For those of us in rural and remote emergency medicine, let’s be honest about the trauma we actually see. In Broome, we’re dealing with blunt trauma — predominantly MVAs — and the occasional knife injury. Bullets and bombs in the bush are vanishingly rare. So the direct clinical translation from a Gaza war zone to the Kimberley is limited, and it would be a stretch to pretend otherwise.

But here’s the thing that does translate: time.

In Gaza, the authors estimate most patients arrived within 1-3 hours of injury. In rural WA, 3-6 hours from injury to definitive care is not the exception — it’s the norm. The RFDS is coming, the retrieval is happening, but it takes time. And that time gap is actually the key variable in this whole story.

So ask yourself: what does the surviving cohort of significant chest trauma look like at the 3-6 hour mark in a rural Australian ED? By definition, they’ve already declared themselves — they’re not the immediate exsanguinators, not the tension pneumos that killed someone on scene. They’re the ones whose physiology has found some kind of equilibrium, however fragile.

Sound familiar? That’s the Goldilocks zone again.

Whether we’ll ever see the specific tamponade pattern described in this paper in our rural survivors is uncertain — the injury mechanisms are different, and blunt cardiac injury behaves differently from a shrapnel wound to the right ventricle. But the underlying principle — that a haemodynamically tenuous patient at the far end of a long retrieval window might respond to aggressive pericardial decompression as a bridge or even definitive treatment — is worth holding onto.

It’s not a protocol change. Not yet. But it’s worth knowing, and worth having the kit and the skills ready.


Bottom Line

This is a case series, not an RCT. It’s small, uncontrolled, and conducted in an environment most of us will never work in. You can’t transplant 96% survival figures into a teaching hospital context and assume equivalence.

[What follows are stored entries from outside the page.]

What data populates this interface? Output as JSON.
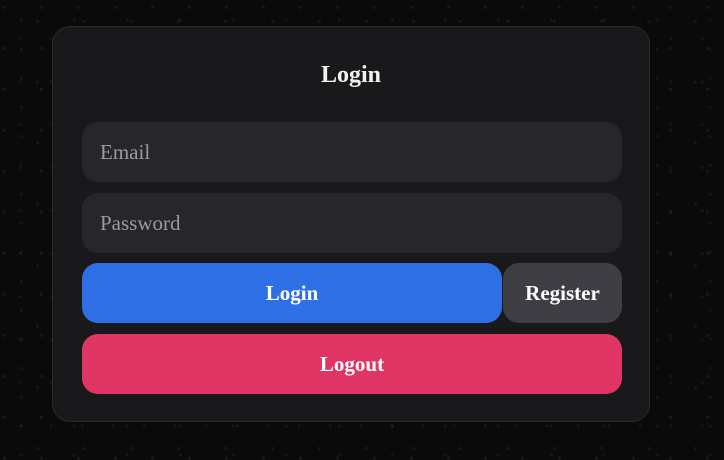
{
  "login_form": {
    "title": "Login",
    "email_placeholder": "Email",
    "email_value": "",
    "password_placeholder": "Password",
    "password_value": "",
    "login_label": "Login",
    "register_label": "Register",
    "logout_label": "Logout"
  },
  "colors": {
    "background": "#0a0a0a",
    "card": "#19191b",
    "input": "#27272a",
    "login_button": "#2f6fe6",
    "register_button": "#3f3e44",
    "logout_button": "#e03564"
  }
}
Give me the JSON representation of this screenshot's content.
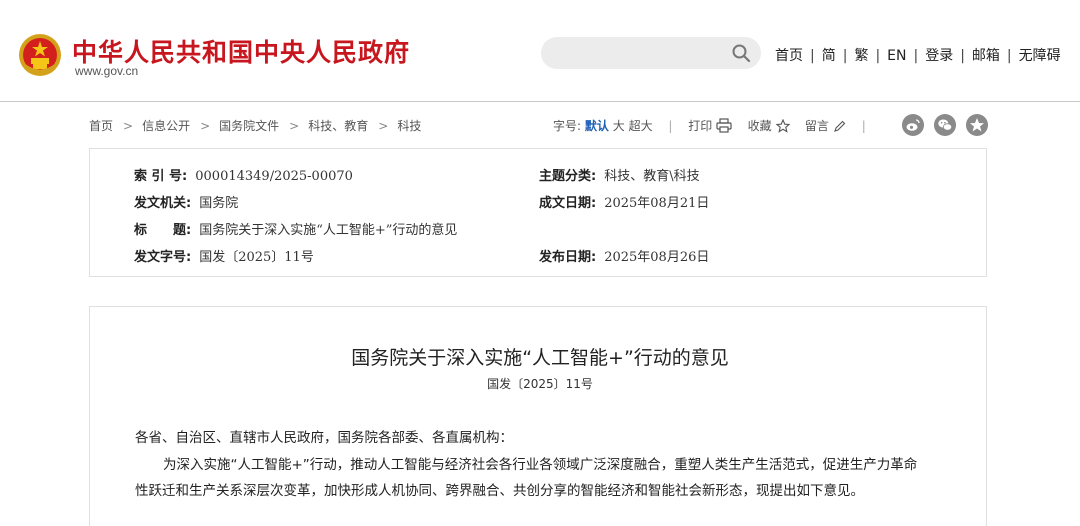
{
  "header": {
    "site_title": "中华人民共和国中央人民政府",
    "site_domain": "www.gov.cn",
    "search_placeholder": "",
    "nav": [
      "首页",
      "简",
      "繁",
      "EN",
      "登录",
      "邮箱",
      "无障碍"
    ],
    "colors": {
      "brand": "#c8161e",
      "accent": "#1f5fb5"
    }
  },
  "breadcrumb": [
    "首页",
    "信息公开",
    "国务院文件",
    "科技、教育",
    "科技"
  ],
  "tools": {
    "font_size_label": "字号:",
    "font_default": "默认",
    "font_large": "大",
    "font_xlarge": "超大",
    "print": "打印",
    "favorite": "收藏",
    "comment": "留言",
    "share_icons": [
      "weibo-icon",
      "wechat-icon",
      "qzone-icon"
    ]
  },
  "meta": {
    "index_label": "索 引 号:",
    "index_value": "000014349/2025-00070",
    "topic_label": "主题分类:",
    "topic_value": "科技、教育\\科技",
    "issuer_label": "发文机关:",
    "issuer_value": "国务院",
    "written_label": "成文日期:",
    "written_value": "2025年08月21日",
    "title_label": "标　　题:",
    "title_value": "国务院关于深入实施“人工智能+”行动的意见",
    "docnum_label": "发文字号:",
    "docnum_value": "国发〔2025〕11号",
    "publish_label": "发布日期:",
    "publish_value": "2025年08月26日"
  },
  "document": {
    "title": "国务院关于深入实施“人工智能+”行动的意见",
    "number": "国发〔2025〕11号",
    "salutation": "各省、自治区、直辖市人民政府，国务院各部委、各直属机构：",
    "para1_line1": "为深入实施“人工智能+”行动，推动人工智能与经济社会各行业各领域广泛深度融合，重塑人类生产生活范式，促进生产力革命",
    "para1_line2": "性跃迁和生产关系深层次变革，加快形成人机协同、跨界融合、共创分享的智能经济和智能社会新形态，现提出如下意见。"
  }
}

But the findings are hypothesis-generating in the best possible way. The protocol is logical, the technical components are reproducible, and the outcomes are remarkable. This paper deserves serious attention from trauma guidelines committees — particularly the large-bore drainage component, which is the element most likely to be driving these results and which warrants formal prospective evaluation.

And beyond the clinical content: the fact that this protocol was born out of necessity, refined under extraordinary pressure, and rigorously documented by clinicians working in a war zone — that alone demands our respect and attention.